L’Ilva è solo un piccolo pezzo dell’Italia, perché basta pensare al settore del commercio e a quello della piccola industria manifatturiera. Non parliamo delle grandi industrie che si sono volatilizzate al primo stormir di fronde, l’ultima delle quali la Fiat, ma di quelle che hanno costituito per decenni la struttura portante economica del nostro paese e che in poco più di 2/3 anni si sono assottigliate a scheletri vuoti, capannoni senza attività. Pensiamo al settore tessile, a quello del mobile, delle calzature, e a tutto l’indotto che solo questi settori producevano.
Ma questa Italia dovrebbe emergere dalla fogna nella quale siamo caduti? E come?
Stiamo vivendo in uno stato fallito, condotto da parassiti drogati per la sicurezza del loro posto di lavoro, mantenuto dal presidio sindacale incurante della vita della maggioranza degli italiani. Le premesse per uno scontro sociale ci sono tutte e chi ha il bastone del comando sta spingendo proprio in questo senso.
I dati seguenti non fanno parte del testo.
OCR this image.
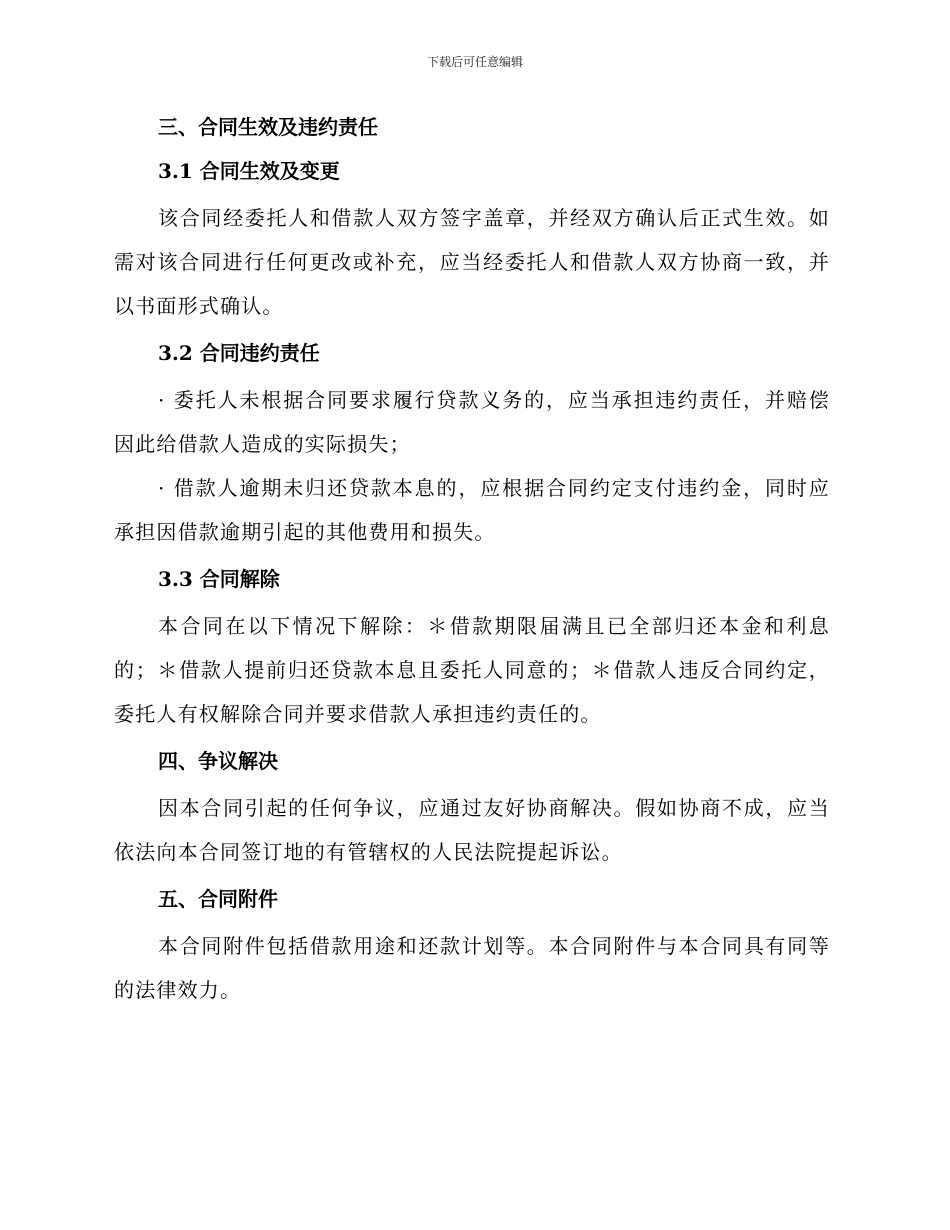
下载后可任意编辑
三、合同生效及违约责任
3.1 合同生效及变更

该合同经委托人和借款人双方签字盖章，并经双方确认后正式生效。如需对该合同进行任何更改或补充，应当经委托人和借款人双方协商一致，并以书面形式确认。

3.2 合同违约责任

· 委托人未根据合同要求履行贷款义务的，应当承担违约责任，并赔偿因此给借款人造成的实际损失；

· 借款人逾期未归还贷款本息的，应根据合同约定支付违约金，同时应承担因借款逾期引起的其他费用和损失。

3.3 合同解除

本合同在以下情况下解除：＊借款期限届满且已全部归还本金和利息的；＊借款人提前归还贷款本息且委托人同意的；＊借款人违反合同约定，委托人有权解除合同并要求借款人承担违约责任的。

四、争议解决

因本合同引起的任何争议，应通过友好协商解决。假如协商不成，应当依法向本合同签订地的有管辖权的人民法院提起诉讼。

五、合同附件

本合同附件包括借款用途和还款计划等。本合同附件与本合同具有同等的法律效力。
Un conoscente, impiegato nel pubblico (insegnante), ha già programmato le sue dovute ferie. A luglio farà 2 settimane in Puglia, ad agosto 10 giorni circa al sulla riviera adriatica e a fine agosto una settimana in Montagna (gli piace andare a funghi). Chiede: senti, che ne dici se ci organizziamo ed andiamo assieme a farci un giro in barca in Puglia? Silenzio di tomba del suo interlocutore che risponde: “Ma ti rendi conto che con le lune che ci sono se mi va bene potrò avere solo una settimana di ferie a casa?”. L’altro, il parassita,: “Ma dai! Cosa sarà mai!? Le ferie ti sono dovute, te le devono dare, mica puoi lavorare in eterno, no?!”.
Il parassita, e come questo ce ne sono a milioni, non può capire, non capirà mai fintanto che qualcuno e accadrà, non gli metterà un tizzone ardente nel posteriore. Non capisce ed è talmente ignavo della sua tracotante sfrontatezza da non alleviare e minimizzare la sua posizione di fronte alla tragedia quotidiana dal non saper che oltre ai suoi confini, garantiti da leggi parassite, ci sono milioni di persone che ogni giorno non saranno sicure di poter portare a casa il proprio cibo.